Kebetulan aku juga lagi ganti
sepatu sportku sama sepatu fantofel, saat aku lihat Awi pakai kaos kaki (dan
aku salut banget sama Awi, kaos kakinya putih dan masih bersih pasti karena
rajin dicuci nggak kayak kaos kakiku terasi aja kalah baunya) . Awi nggak
menekuk kaos kakinya ke telapak kakinya dan memakainya dengan baik dan benar
sampai menutupi mata kaki.
“Pas SMP biasa anak cowok ditekuk
kalau pakai kaos kaki” ucapku sebenarnya pakai bahasa jawa kasar Awi juga
balasnya pakai bahasa Jawa kasar. Tapi karena kasar aku amplas dengan bahasa
Indonesia (apaan sih ini?).
“Iya dulu juga aku gitu”
“Terus kenapa sekarang kok
enggak?”
“Yak an, udah SMA harus berubah”
Berubah? Hanya itukah alasan
anak-anak cowok. Berubah karena mereka sudah SMA sekarang?.
“Emang dulu kenapa kamu tekuk
kaos kakinya?” tanyaku lagi.
“Iya biar keren aja, dulu begitu”
jawab Awi.
Hah? Jadi waktu SMP pakai kaos
kaki ditekuk itu dianggap keren ya? Karena belum puas hanya bertanya pada satu
anak aja. Aku mencoba cari cowok lain buat aku tanyain, kali ini aku Tanya ke
kakak kelasku. Samarin aja namanya Kak Aw (apa yang terlintas di benak anda
saat membaca nama ini? restoran fast food atau banci kejepit?) . ceritanya aku
lagi eskul pramuka di hari Senin, buat pamer dikit aja aku ini anak ambalan
pramuka. Ya, eskul ini semacam kalau kita minat banget sama pramuka dan ingin
lebih terlibat gitu (walau sebenernya aku nggak terlalu ngerti juga).
Kita latian di Sanggar Pramuka,
nah dalam Sanggar Pramuka nggak boleh pakai sepatu otomatis sepatunya di lepas.
Kak Aw walaupun sepatunya dilepas dia masih pakai kaos kaki (yang sumpah lebih
suram dari pada baju gembel) kebetulan dia lagi berdiri di deketku. Sambil
merhatiin kaos kakinya sesekali (dengan menahan napas pastinya, untung aja aku
nggak punya sejarah penyakit asma)
“Kak, pas SMP kakak pakai kaos
kakinya ditekuk ke bawah nggak? Ke telapak kaki?” aku Tanya.
“Ya nggaklah dek, nggak pernah
aku udah kebiasaan nggak nekuk kaos kaki. Nggak enak juga makenya”
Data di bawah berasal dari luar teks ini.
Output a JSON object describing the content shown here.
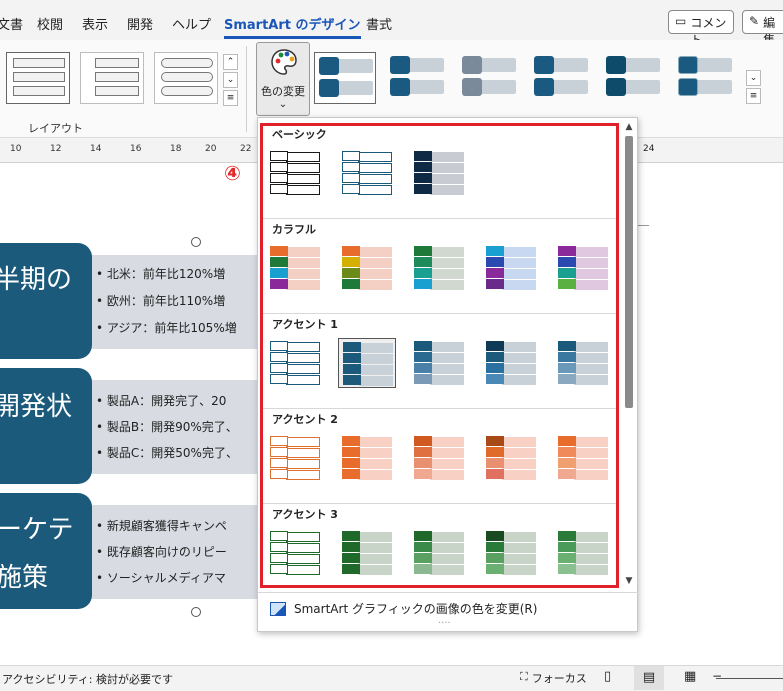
{
  "ribbon_tabs": [
    {
      "label": "文書",
      "active": false
    },
    {
      "label": "校閲",
      "active": false
    },
    {
      "label": "表示",
      "active": false
    },
    {
      "label": "開発",
      "active": false
    },
    {
      "label": "ヘルプ",
      "active": false
    },
    {
      "label": "SmartArt のデザイン",
      "active": true
    },
    {
      "label": "書式",
      "active": false
    }
  ],
  "comment_button": "コメント",
  "edit_button": "編集",
  "layout_group_label": "レイアウト",
  "color_change_button": "色の変更",
  "step_marker": "④",
  "ruler_ticks": [
    "10",
    "12",
    "14",
    "16",
    "18",
    "20",
    "22",
    "24"
  ],
  "document": {
    "blocks": [
      {
        "title_lines": [
          "半期の",
          ""
        ],
        "bullets": [
          "• 北米：前年比120%増",
          "• 欧州：前年比110%増",
          "• アジア：前年比105%増"
        ]
      },
      {
        "title_lines": [
          "開発状",
          ""
        ],
        "bullets": [
          "• 製品A：開発完了、20",
          "• 製品B：開発90%完了、",
          "• 製品C：開発50%完了、"
        ]
      },
      {
        "title_lines": [
          "ーケテ",
          "施策"
        ],
        "bullets": [
          "• 新規顧客獲得キャンペ",
          "• 既存顧客向けのリピー",
          "• ソーシャルメディアマ"
        ]
      }
    ]
  },
  "color_menu": {
    "sections": [
      {
        "title": "ベーシック",
        "options": [
          {
            "dark": "#ffffff",
            "light": "#ffffff",
            "border": "#1a1a1a",
            "rows": [
              "#ffffff",
              "#ffffff",
              "#ffffff",
              "#ffffff"
            ]
          },
          {
            "dark": "#ffffff",
            "light": "#ffffff",
            "border": "#1c5a7c",
            "rows": [
              "#ffffff",
              "#ffffff",
              "#ffffff",
              "#ffffff"
            ]
          },
          {
            "dark": "#0e2a44",
            "light": "#c8ccd2",
            "border": "none",
            "rows": [
              "#0e2a44",
              "#0e2a44",
              "#0e2a44",
              "#0e2a44"
            ]
          }
        ]
      },
      {
        "title": "カラフル",
        "options": [
          {
            "light": "#f4d0c4",
            "border": "none",
            "rows": [
              "#e86c2c",
              "#1f7a3a",
              "#1aa0d0",
              "#8a2a9a"
            ]
          },
          {
            "light": "#f4d0c4",
            "border": "none",
            "rows": [
              "#e86c2c",
              "#d4b000",
              "#6a8a1a",
              "#1f7a3a"
            ]
          },
          {
            "light": "#d0d8d0",
            "border": "none",
            "rows": [
              "#1f7a3a",
              "#1f8a5a",
              "#1aa090",
              "#1aa0d0"
            ]
          },
          {
            "light": "#c8d8f0",
            "border": "none",
            "rows": [
              "#1aa0d0",
              "#2a4ab0",
              "#8a2a9a",
              "#6a2a8a"
            ]
          },
          {
            "light": "#e0c8e0",
            "border": "none",
            "rows": [
              "#8a2a9a",
              "#2a4ab0",
              "#1aa090",
              "#5ab040"
            ]
          }
        ]
      },
      {
        "title": "アクセント 1",
        "options": [
          {
            "light": "#ffffff",
            "border": "#1c5a7c",
            "rows": [
              "#ffffff",
              "#ffffff",
              "#ffffff",
              "#ffffff"
            ]
          },
          {
            "light": "#c8d0d8",
            "border": "none",
            "selected": true,
            "rows": [
              "#1c5a7c",
              "#1c5a7c",
              "#1c5a7c",
              "#1c5a7c"
            ]
          },
          {
            "light": "#c8d0d8",
            "border": "none",
            "rows": [
              "#1c5a7c",
              "#2a6a90",
              "#4a80a8",
              "#7a9ab8"
            ]
          },
          {
            "light": "#c8d0d8",
            "border": "none",
            "rows": [
              "#0e3a58",
              "#1c5a7c",
              "#2a70a0",
              "#4a88b8"
            ]
          },
          {
            "light": "#c8d0d8",
            "border": "none",
            "rows": [
              "#1c5a7c",
              "#3a78a0",
              "#6a98b8",
              "#8aa8c0"
            ]
          }
        ]
      },
      {
        "title": "アクセント 2",
        "options": [
          {
            "light": "#ffffff",
            "border": "#e07030",
            "rows": [
              "#ffffff",
              "#ffffff",
              "#ffffff",
              "#ffffff"
            ]
          },
          {
            "light": "#f8d0c4",
            "border": "none",
            "rows": [
              "#e86c2c",
              "#e86c2c",
              "#e86c2c",
              "#e86c2c"
            ]
          },
          {
            "light": "#f8d0c4",
            "border": "none",
            "rows": [
              "#d05a20",
              "#e07040",
              "#e89070",
              "#f0a890"
            ]
          },
          {
            "light": "#f8d0c4",
            "border": "none",
            "rows": [
              "#a84a18",
              "#e06a2a",
              "#e89070",
              "#e07060"
            ]
          },
          {
            "light": "#f8d0c4",
            "border": "none",
            "rows": [
              "#e86c2c",
              "#f08a5a",
              "#f0a070",
              "#f0a890"
            ]
          }
        ]
      },
      {
        "title": "アクセント 3",
        "options": [
          {
            "light": "#ffffff",
            "border": "#1f6a2a",
            "rows": [
              "#ffffff",
              "#ffffff",
              "#ffffff",
              "#ffffff"
            ]
          },
          {
            "light": "#c8d4c8",
            "border": "none",
            "rows": [
              "#1f6a2a",
              "#1f6a2a",
              "#1f6a2a",
              "#1f6a2a"
            ]
          },
          {
            "light": "#c8d4c8",
            "border": "none",
            "rows": [
              "#1f6a2a",
              "#3a8a4a",
              "#5aa060",
              "#8ab890"
            ]
          },
          {
            "light": "#c8d4c8",
            "border": "none",
            "rows": [
              "#1a4a20",
              "#2a7a3a",
              "#5aa060",
              "#6ab070"
            ]
          },
          {
            "light": "#c8d4c8",
            "border": "none",
            "rows": [
              "#2a7a3a",
              "#4a9a5a",
              "#6ab070",
              "#8ac090"
            ]
          }
        ]
      }
    ],
    "recolor_pictures_label": "SmartArt グラフィックの画像の色を変更(R)",
    "highlight_color": "#e0202b"
  },
  "status_bar": {
    "accessibility": "アクセシビリティ: 検討が必要です",
    "focus_label": "フォーカス"
  },
  "accent_color": "#1a55b8",
  "smartart_dark_color": "#1c5a7c"
}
Sejujurnya ya kawan, aku punya
sebuah teori yang agak absurd. Menurutku cara orang memakai kaos kaki
menunjukan tingkat kedewasaan orang itu. Tapi jawaban kak Aw meruntuhkan
teori itu. Karena ada factor kebiasaan
yang aku lewatkan.
Tapi malah ada beberapa
pertanyaann yang timbul di pikiranku:
1. Kenapa
dulu pas SMP Awi dan cowok-cowok yang berpikiran sama dengannya berpikiran
kalau pakai kaos kaki ditekuk ke bawah itu keren? Dan kenapa itu udah nggak
menjadi keren lagi pas SMA? Apa factor-faktornya? (eh ini mah udah 3 pertanyaan
ya)
2. Kenapa dulu
pas SMP Kak Aw dan cowok-cowok yang berpikiran sama dengannya berpikiran kalau
pakai kaos kaki ditekuk ke bawah itu nggak ada keren-kerennya? Dan dari mana
kebiasaan seperti itu bisa tertanam di diri mereka?
Mungkin kalian udah pengen
ngelemparin aku pake kaleng bekas kali ya, karena yang kubahas ini nggak ada
menarik-menariknya. Ya udah entar aku narik becak biar nanti kalian tertarik
(Lemparin tomat busuk).
Yang jelas perubahan apapun yang
terjadi di SMA ini. aku harap perubahan yang terjadi padaku adalah perubahan
menjadi lebih baik.
Udah dulu nih yee, semoga ada hal
absurd lain yang bisa aku bahas di sini.